転がった薬瓶
暗い部屋。寝転がる。
小さな画面、そこにはまるで東京スカイツリーから望遠鏡で広い面積が高精度に見えるみたいにはっきりと現実が写されていく。
切り替えど切り替えど、それはどんどんと流れて来て、止められない。自分の頭の中には都市が徐々に浮かび上がってくる。現実の町が、その内情がありありと分かる気がする。
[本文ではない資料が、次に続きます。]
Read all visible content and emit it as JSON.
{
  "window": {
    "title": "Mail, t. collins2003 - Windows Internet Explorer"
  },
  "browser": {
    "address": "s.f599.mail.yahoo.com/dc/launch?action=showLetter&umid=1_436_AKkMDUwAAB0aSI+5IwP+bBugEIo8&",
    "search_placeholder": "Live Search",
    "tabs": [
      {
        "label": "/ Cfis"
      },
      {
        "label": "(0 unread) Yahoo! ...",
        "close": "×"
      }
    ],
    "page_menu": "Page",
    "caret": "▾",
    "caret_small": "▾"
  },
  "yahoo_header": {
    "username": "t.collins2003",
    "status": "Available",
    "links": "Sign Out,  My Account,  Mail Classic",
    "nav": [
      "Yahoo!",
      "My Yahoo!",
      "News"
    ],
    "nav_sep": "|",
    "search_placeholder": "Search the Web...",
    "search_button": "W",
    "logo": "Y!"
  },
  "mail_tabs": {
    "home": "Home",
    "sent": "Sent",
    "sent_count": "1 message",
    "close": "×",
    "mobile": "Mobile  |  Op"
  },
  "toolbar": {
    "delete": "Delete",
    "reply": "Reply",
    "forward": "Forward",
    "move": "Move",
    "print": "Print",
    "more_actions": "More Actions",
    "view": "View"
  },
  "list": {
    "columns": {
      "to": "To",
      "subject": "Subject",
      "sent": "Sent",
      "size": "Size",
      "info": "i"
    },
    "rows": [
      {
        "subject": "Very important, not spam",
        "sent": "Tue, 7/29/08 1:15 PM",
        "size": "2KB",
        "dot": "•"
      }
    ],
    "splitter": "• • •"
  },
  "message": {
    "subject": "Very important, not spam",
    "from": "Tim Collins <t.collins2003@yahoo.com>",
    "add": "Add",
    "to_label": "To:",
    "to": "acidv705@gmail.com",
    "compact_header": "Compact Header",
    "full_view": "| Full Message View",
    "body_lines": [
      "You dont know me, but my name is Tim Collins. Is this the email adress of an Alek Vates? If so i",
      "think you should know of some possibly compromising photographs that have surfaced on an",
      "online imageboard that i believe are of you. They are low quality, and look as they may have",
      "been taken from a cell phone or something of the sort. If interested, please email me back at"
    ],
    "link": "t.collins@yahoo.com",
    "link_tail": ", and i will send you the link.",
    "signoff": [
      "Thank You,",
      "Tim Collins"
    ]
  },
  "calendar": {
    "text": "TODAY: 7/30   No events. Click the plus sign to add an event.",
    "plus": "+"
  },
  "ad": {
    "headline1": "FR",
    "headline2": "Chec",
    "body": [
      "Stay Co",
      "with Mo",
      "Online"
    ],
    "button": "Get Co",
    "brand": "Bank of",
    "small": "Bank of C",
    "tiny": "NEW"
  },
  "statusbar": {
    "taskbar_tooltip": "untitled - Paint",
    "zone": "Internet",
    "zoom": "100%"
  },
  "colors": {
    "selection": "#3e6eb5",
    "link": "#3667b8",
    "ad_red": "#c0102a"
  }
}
現実を見ているのだから別に良いでは無いか。絶対に向き合わなくてはならないもので、いつかは味わうものだ。無駄な夢を見ているわけでは無い。それと向き合うことは別に悪い事では無い。そう思う。
私は布団から立ち上がると、椅子に座り込んだ。どっかりと重たくなった頭を体と共に預けるように。
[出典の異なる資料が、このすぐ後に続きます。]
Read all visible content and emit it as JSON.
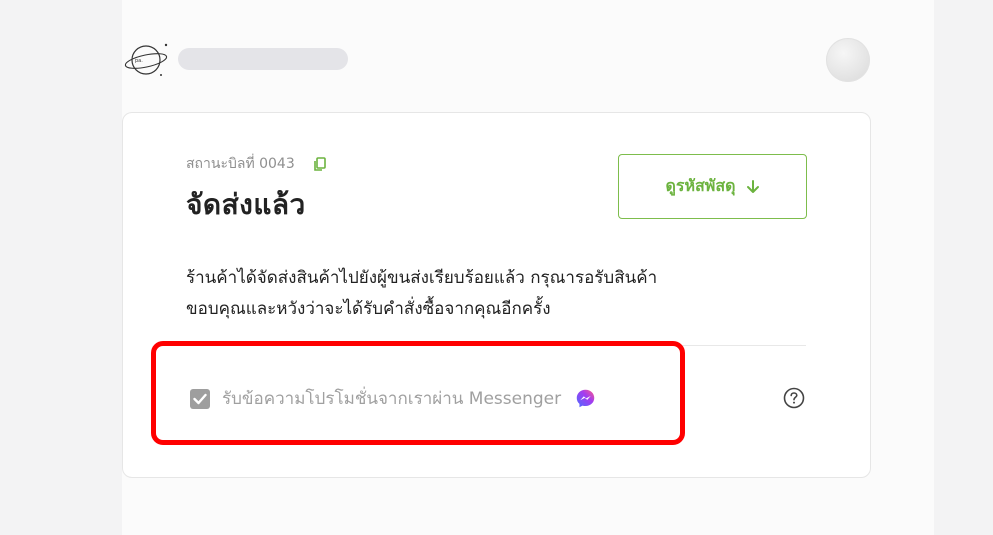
{
  "header": {
    "logo_icon": "planet-logo-icon",
    "avatar_icon": "user-avatar"
  },
  "order": {
    "bill_label": "สถานะบิลที่ 0043",
    "copy_icon": "copy-icon",
    "status_title": "จัดส่งแล้ว",
    "track_button_label": "ดูรหัสพัสดุ",
    "track_button_icon": "arrow-down-icon",
    "description_line1": "ร้านค้าได้จัดส่งสินค้าไปยังผู้ขนส่งเรียบร้อยแล้ว กรุณารอรับสินค้า",
    "description_line2": "ขอบคุณและหวังว่าจะได้รับคำสั่งซื้อจากคุณอีกครั้ง"
  },
  "optin": {
    "checked": true,
    "label": "รับข้อความโปรโมชั่นจากเราผ่าน Messenger",
    "messenger_icon": "messenger-icon",
    "help_icon": "help-icon"
  },
  "colors": {
    "accent_green": "#6cb33f",
    "highlight_red": "#ff0000",
    "messenger_blue": "#4c6bff",
    "messenger_purple": "#a33cf0"
  }
}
『明日、研1◯、2併』と表記してあるメモ。明日のことを前日にメモする習慣をつけたのはいつだったろうか。ただの1人の学士を目指しているだけの人間だ。卒業さえ出来れば良い。
私は外の景色を見る。仄暗く光る夜灯には蛾が何匹も集っている。外は涼しい風が吹く、部屋の熱を平す。
現実は先ほど作り上げた小さな画面の中のものなのだろうか。そう、現実と私が言ったはずだ。
1Kの一室に私は住んでいる。スマホの光に慣れた目はその内部がほとんど見えない。
私は何を見ているのだろう、この部屋の四角の窓ですら、画面よりずっと大きいのに。